Comparecer bajo máscara es suspender la condición ciudadana. El tiempo de un festejo o el de un rito marcan las paredes de ese paréntesis. Que, por contraste, enfatiza la exigencia diaria: afrontar, a rostro descubierto, la individual responsabilidad del acto libre. No todas las sociedades han conocido eso. Sólo una ínfima minoría: el privilegiado mundo en el cual libertad y democracia fueron posibles. Quienes tienen mi edad saben qué necesarios fueron los antifaces para sobrevivir bajo una dictadura. Cuando no se es ciudadano, cuando no hay ley que repose sobre universal derecho, sólo ser clandestinos, indistinguibles, salva de ser aniquilados. Y uno termina amando su clandestinidad, su máscara; al fin, su única defensa.
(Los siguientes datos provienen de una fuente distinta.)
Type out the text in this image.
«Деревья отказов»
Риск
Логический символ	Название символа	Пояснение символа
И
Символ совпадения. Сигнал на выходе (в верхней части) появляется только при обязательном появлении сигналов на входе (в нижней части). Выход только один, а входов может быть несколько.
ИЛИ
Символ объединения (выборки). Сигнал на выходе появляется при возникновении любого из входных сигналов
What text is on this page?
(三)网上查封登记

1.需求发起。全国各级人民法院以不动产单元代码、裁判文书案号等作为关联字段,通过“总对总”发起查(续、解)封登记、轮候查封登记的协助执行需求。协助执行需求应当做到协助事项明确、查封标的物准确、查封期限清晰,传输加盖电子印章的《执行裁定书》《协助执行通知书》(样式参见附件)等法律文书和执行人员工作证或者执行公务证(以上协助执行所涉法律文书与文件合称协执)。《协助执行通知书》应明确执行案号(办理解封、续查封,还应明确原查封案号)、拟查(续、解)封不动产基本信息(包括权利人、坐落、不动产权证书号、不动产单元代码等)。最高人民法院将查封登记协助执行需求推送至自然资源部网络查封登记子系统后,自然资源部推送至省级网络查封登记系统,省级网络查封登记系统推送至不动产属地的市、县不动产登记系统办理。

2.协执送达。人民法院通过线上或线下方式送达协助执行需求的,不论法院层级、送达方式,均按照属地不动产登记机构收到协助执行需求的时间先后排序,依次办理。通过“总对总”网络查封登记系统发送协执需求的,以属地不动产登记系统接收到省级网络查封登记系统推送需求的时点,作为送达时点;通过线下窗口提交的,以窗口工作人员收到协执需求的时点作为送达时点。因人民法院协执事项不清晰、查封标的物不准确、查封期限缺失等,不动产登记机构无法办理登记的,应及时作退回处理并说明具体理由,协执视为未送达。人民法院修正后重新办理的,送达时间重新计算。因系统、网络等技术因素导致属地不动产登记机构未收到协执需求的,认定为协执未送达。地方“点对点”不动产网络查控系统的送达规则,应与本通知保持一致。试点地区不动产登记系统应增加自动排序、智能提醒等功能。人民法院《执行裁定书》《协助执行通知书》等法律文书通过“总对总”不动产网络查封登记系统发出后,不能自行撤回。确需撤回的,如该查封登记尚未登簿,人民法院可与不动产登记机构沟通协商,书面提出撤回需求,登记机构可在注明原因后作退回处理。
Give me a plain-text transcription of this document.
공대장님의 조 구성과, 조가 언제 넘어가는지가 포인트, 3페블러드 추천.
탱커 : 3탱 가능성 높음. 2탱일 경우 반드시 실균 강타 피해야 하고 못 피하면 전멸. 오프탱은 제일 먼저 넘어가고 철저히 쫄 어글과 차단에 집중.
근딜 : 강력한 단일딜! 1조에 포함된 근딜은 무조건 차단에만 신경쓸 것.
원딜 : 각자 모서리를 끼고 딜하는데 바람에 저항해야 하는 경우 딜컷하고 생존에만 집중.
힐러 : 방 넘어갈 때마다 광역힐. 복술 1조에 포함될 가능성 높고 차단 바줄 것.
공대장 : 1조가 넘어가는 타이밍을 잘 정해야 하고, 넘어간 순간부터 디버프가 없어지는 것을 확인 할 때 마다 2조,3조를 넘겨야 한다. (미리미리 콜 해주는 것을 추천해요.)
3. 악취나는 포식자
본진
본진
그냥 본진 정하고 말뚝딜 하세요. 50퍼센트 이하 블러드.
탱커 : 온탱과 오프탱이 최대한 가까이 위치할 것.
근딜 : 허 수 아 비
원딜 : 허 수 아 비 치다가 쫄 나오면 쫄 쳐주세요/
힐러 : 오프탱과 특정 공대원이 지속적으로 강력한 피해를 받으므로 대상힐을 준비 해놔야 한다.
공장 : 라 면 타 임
El uso del niqab y el burka, las dos variedades perfectas del enmascaramiento femenino, quedó prohibido el pasado lunes en los espacios ciudadanos de Francia: «ni en vías públicas, ni en lugares abiertos al público o afectados a un servicio público» se puede comparecer con rostro oculto. No es medida de orden religioso: en los lugares de culto, cada fiel puede superponer a su rostro aquello que la liturgia imponga; ésa es cosa de quienes regulan el ceremonial del templo. Como sobre las tablas del teatro, a cada actor corresponde el disfraz que el director de escena dicta. No concierne al Estado, ni entrometerse en el modo de representar a Sófocles, ni asesorar a una autoridad religiosa acerca de cuáles sean las revestiduras que se adecúen mejor al rito. Por eso, los momentos escénicos deben ser inequívocamente acotados. En el espacio físico del entretenimiento, que alzan teatro o circo. O en el espacio temporal que, cíclicamente, regula la disolución festiva de la norma: carnavales o procesiones de calle, por ejemplo.
Lo extraordinario, a poco que se piense, es que haya sido necesario en Francia explicitar una norma que es tan vieja como la democracia: que nadie puede acogerse a la irresponsabilidad —jurídica y política— que garantiza la máscara. Y que haya sido preciso especificar esa norma para una determinada fracción de la ciudadanía: las mujeres musulmanas. Constatando, de ese modo, que, hasta anteayer, en la republicana Francia, una notable cifra de habitantes había quedado excluida de la plena ciudadanía; en lo positivo —la irresponsabilidad que el perpetuo anonimato otorga—, como en lo negativo —la ausencia de cualquier existencia social libre y autónoma—.
A nadie se le hubiera pasado por la cabeza legislar la prohibición a los varones —sea su religión cual sea— de deambular bajo máscara. Ça va de soi, ¡qué demonios! Cae por su peso que un mastuerzo que vaga con capucha por la calle no puede sino acabar la mona en el calabozo. Es lo que pasa cuando un ciudadano se salta las normas básicas de seguridad. Eso lo aceptará, sin demasiado inconveniente, hasta el creyente islámico más puro: a la ley se ajustan por igual todos los ciudadanos. Los ciudadanos. No los animales domésticos. Ni las mujeres.
Y ésa es la única clave. No francesa. De Europa ya, sin excepciones. Fueron precisos dos siglos para alcanzar la igualdad jurídica sin distinción de sexo. ¿Renunciamos a ella? Puede que no haya remedio, si es verdad que el tal Alá es tan grande.